The original MTR maps display an approximately linear dependence on PV-fraction for WM, due to the contamination with CSF with extremely low MTR values. The curves for GM are not quite as linear. This is probably due to the contrasting effect of WM contamination (causing an apparent MTR increase) and CSF contamination (causing an apparent MTR decrease). The PV corrected tissue specific MTR values from all 3 kernels used show a much lower dependence on PV-fraction demonstrating a substantial correction of PV effects, especially for PV fractions above 0.7-0.8 (typical threshold used).From Figure 3, 4 it is obvious how the histogram narrow and the PV-threshold dependence is much reduced.

Using the simple PV correction proposed the MTR histograms obtained display a much lower dependnce on PV threshold. This may help in discriminating subtle pathologies. Further work will include testing this methodology in a cohort of MS patients.


Acknowledgements

This work was supported by the National Institute for Health Research University College London Hospitals Biomedical Research Centre. DLT is supported by the UCL Leonard Wolfson Experimental Neurology Centre (PR/ylr/18575).

References

No reference found.

Figures

Figure 1. Plots of MTR_original MTR_ pvcGM (left) and MTR_ pvcWM (right) for healthy subject (top row) and prion patient. Plots are shown for the 3 different kernels used: 3x3 (2D), 5x5 (2D) and 3x3x3 (3D). Bins used were: 0.4-0.5, 0.5-0.6, 0.7-0.8,0.8-0.9, 0.9-1.0, 0.95-1.0.

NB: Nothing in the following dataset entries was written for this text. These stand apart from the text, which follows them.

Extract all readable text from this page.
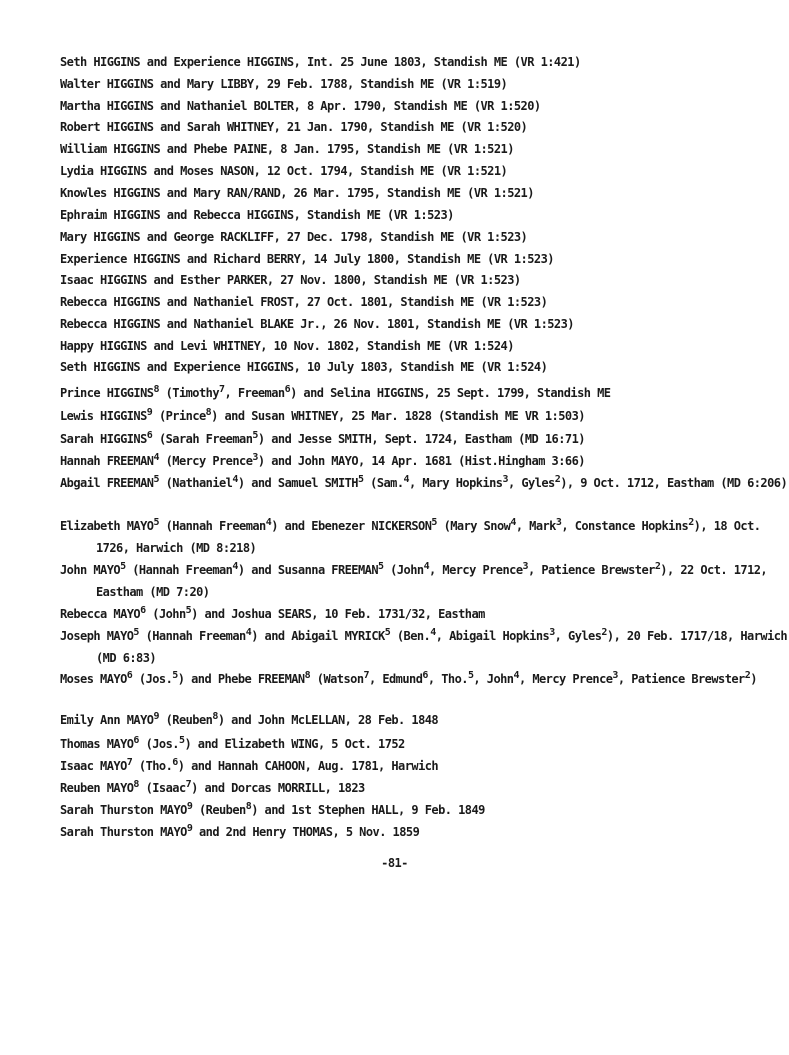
Seth HIGGINS and Experience HIGGINS, Int. 25 June 1803, Standish ME (VR 1:421)

Walter HIGGINS and Mary LIBBY, 29 Feb. 1788, Standish ME (VR 1:519)

Martha HIGGINS and Nathaniel BOLTER, 8 Apr. 1790, Standish ME (VR 1:520)

Robert HIGGINS and Sarah WHITNEY, 21 Jan. 1790, Standish ME (VR 1:520)

William HIGGINS and Phebe PAINE, 8 Jan. 1795, Standish ME (VR 1:521)

Lydia HIGGINS and Moses NASON, 12 Oct. 1794, Standish ME (VR 1:521)

Knowles HIGGINS and Mary RAN/RAND, 26 Mar. 1795, Standish ME (VR 1:521)

Ephraim HIGGINS and Rebecca HIGGINS, Standish ME (VR 1:523)

Mary HIGGINS and George RACKLIFF, 27 Dec. 1798, Standish ME (VR 1:523)

Experience HIGGINS and Richard BERRY, 14 July 1800, Standish ME (VR 1:523)

Isaac HIGGINS and Esther PARKER, 27 Nov. 1800, Standish ME (VR 1:523)

Rebecca HIGGINS and Nathaniel FROST, 27 Oct. 1801, Standish ME (VR 1:523)

Rebecca HIGGINS and Nathaniel BLAKE Jr., 26 Nov. 1801, Standish ME (VR 1:523)

Happy HIGGINS and Levi WHITNEY, 10 Nov. 1802, Standish ME (VR 1:524)

Seth HIGGINS and Experience HIGGINS, 10 July 1803, Standish ME (VR 1:524)

Prince HIGGINS$^8$ (Timothy$^7$, Freeman$^6$) and Selina HIGGINS, 25 Sept. 1799, Standish ME

Lewis HIGGINS$^9$ (Prince$^8$) and Susan WHITNEY, 25 Mar. 1828 (Standish ME VR 1:503)

Sarah HIGGINS$^6$ (Sarah Freeman$^5$) and Jesse SMITH, Sept. 1724, Eastham (MD 16:71)

Hannah FREEMAN$^4$ (Mercy Prence$^3$) and John MAYO, 14 Apr. 1681 (Hist.Hingham 3:66)

Abgail FREEMAN$^5$ (Nathaniel$^4$) and Samuel SMITH$^5$ (Sam.$^4$, Mary Hopkins$^3$, Gyles$^2$), 9 Oct. 1712, Eastham (MD 6:206)

Elizabeth MAYO$^5$ (Hannah Freeman$^4$) and Ebenezer NICKERSON$^5$ (Mary Snow$^4$, Mark$^3$, Constance Hopkins$^2$), 18 Oct. 1726, Harwich (MD 8:218)

John MAYO$^5$ (Hannah Freeman$^4$) and Susanna FREEMAN$^5$ (John$^4$, Mercy Prence$^3$, Patience Brewster$^2$), 22 Oct. 1712, Eastham (MD 7:20)

Rebecca MAYO$^6$ (John$^5$) and Joshua SEARS, 10 Feb. 1731/32, Eastham

Joseph MAYO$^5$ (Hannah Freeman$^4$) and Abigail MYRICK$^5$ (Ben.$^4$, Abigail Hopkins$^3$, Gyles$^2$), 20 Feb. 1717/18, Harwich (MD 6:83)

Moses MAYO$^6$ (Jos.$^5$) and Phebe FREEMAN$^8$ (Watson$^7$, Edmund$^6$, Tho.$^5$, John$^4$, Mercy Prence$^3$, Patience Brewster$^2$)

Thomas MAYO$^6$ (Jos.$^5$) and Elizabeth WING, 5 Oct. 1752

Isaac MAYO$^7$ (Tho.$^6$) and Hannah CAHOON, Aug. 1781, Harwich

Reuben MAYO$^8$ (Isaac$^7$) and Dorcas MORRILL, 1823

Sarah Thurston MAYO$^9$ (Reuben$^8$) and 1st Stephen HALL, 9 Feb. 1849

Sarah Thurston MAYO$^9$ and 2nd Henry THOMAS, 5 Nov. 1859

Emily Ann MAYO$^9$ (Reuben$^8$) and John McLELLAN, 28 Feb. 1848

-81-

Figure 2. Shows for the healthy subject (a, top row) and patient (b, bottom row), from left to right: the MTR_original map; the same map with superimposed slightly transparent pvGM coloured from 0.5 to 1; the estimated MTR_ pvcGM (2D 5x5 kernel); the estimated MTR_pvcWM (2D 5x5 kernel).

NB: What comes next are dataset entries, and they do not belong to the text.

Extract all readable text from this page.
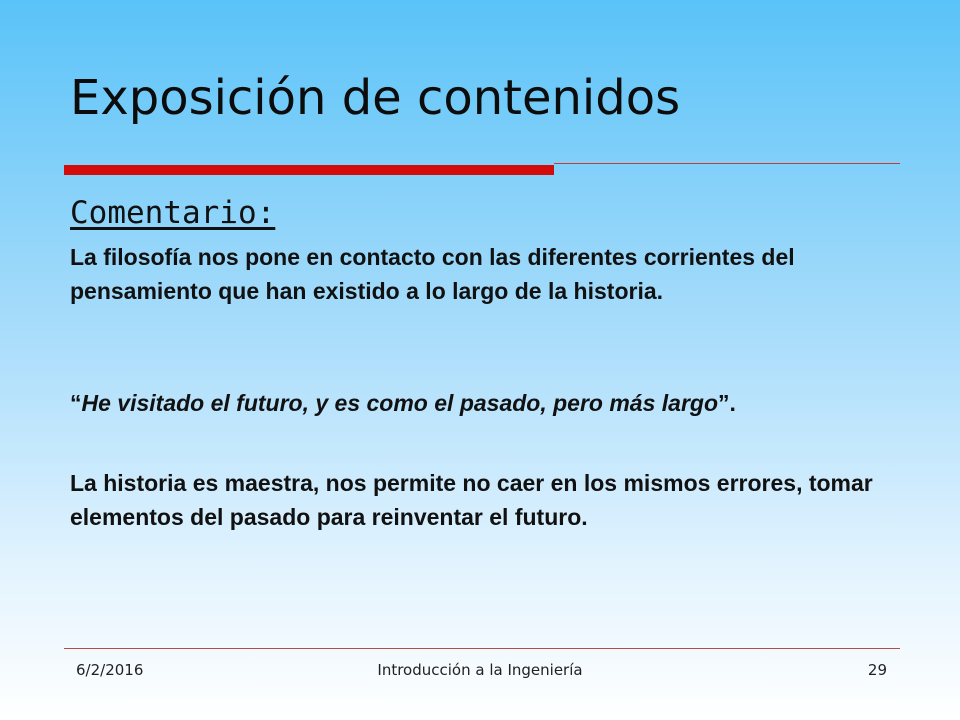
Exposición de contenidos
Comentario:
La filosofía nos pone en contacto con las diferentes corrientes del pensamiento que han existido a lo largo de la historia.
“He visitado el futuro, y es como el pasado, pero más largo”.
La historia es maestra, nos permite no caer en los mismos errores, tomar elementos del pasado para reinventar el futuro.
6/2/2016	Introducción a la Ingeniería	29
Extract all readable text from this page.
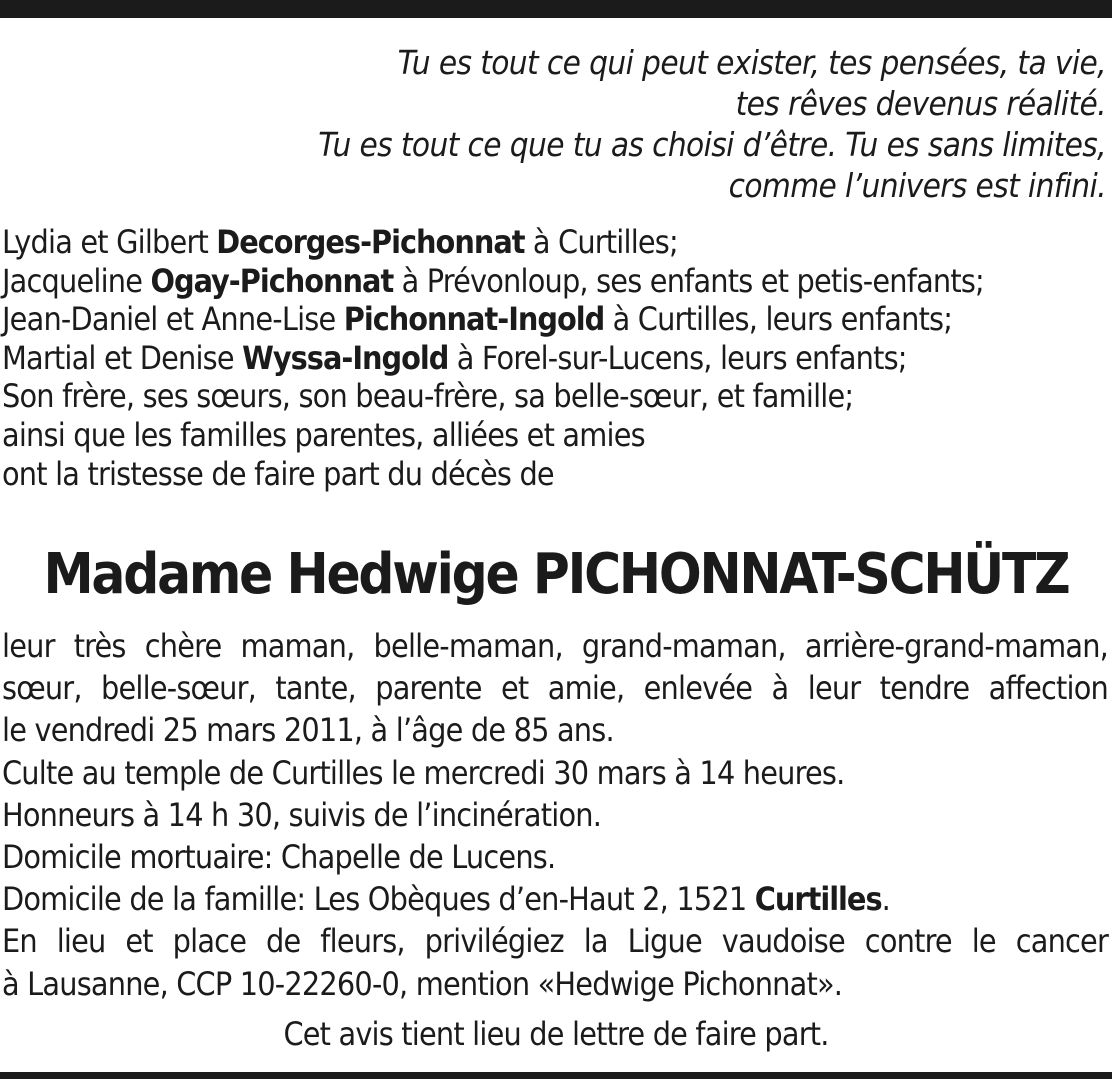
Tu es tout ce qui peut exister, tes pensées, ta vie,
tes rêves devenus réalité.
Tu es tout ce que tu as choisi d’être. Tu es sans limites,
comme l’univers est infini.
Lydia et Gilbert Decorges-Pichonnat à Curtilles;
Jacqueline Ogay-Pichonnat à Prévonloup, ses enfants et petis-enfants;
Jean-Daniel et Anne-Lise Pichonnat-Ingold à Curtilles, leurs enfants;
Martial et Denise Wyssa-Ingold à Forel-sur-Lucens, leurs enfants;
Son frère, ses sœurs, son beau-frère, sa belle-sœur, et famille;
ainsi que les familles parentes, alliées et amies
ont la tristesse de faire part du décès de
Madame Hedwige PICHONNAT-SCHÜTZ
leur très chère maman, belle-maman, grand-maman, arrière-grand-maman,
sœur, belle-sœur, tante, parente et amie, enlevée à leur tendre affection
le vendredi 25 mars 2011, à l’âge de 85 ans.
Culte au temple de Curtilles le mercredi 30 mars à 14 heures.
Honneurs à 14 h 30, suivis de l’incinération.
Domicile mortuaire: Chapelle de Lucens.
Domicile de la famille: Les Obèques d’en-Haut 2, 1521 Curtilles.
En lieu et place de fleurs, privilégiez la Ligue vaudoise contre le cancer
à Lausanne, CCP 10-22260-0, mention «Hedwige Pichonnat».
Cet avis tient lieu de lettre de faire part.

Figure 3. shows GM histograms of patient and control, before (a) and after (b) PV correction with the 2D 5x5 kernel, using different colours for different PV-fraction thresholds..

Figure 4. shows WM histograms of patient and control, before (left) and after (right) PVC, using different colours for different PV-fraction thresholds.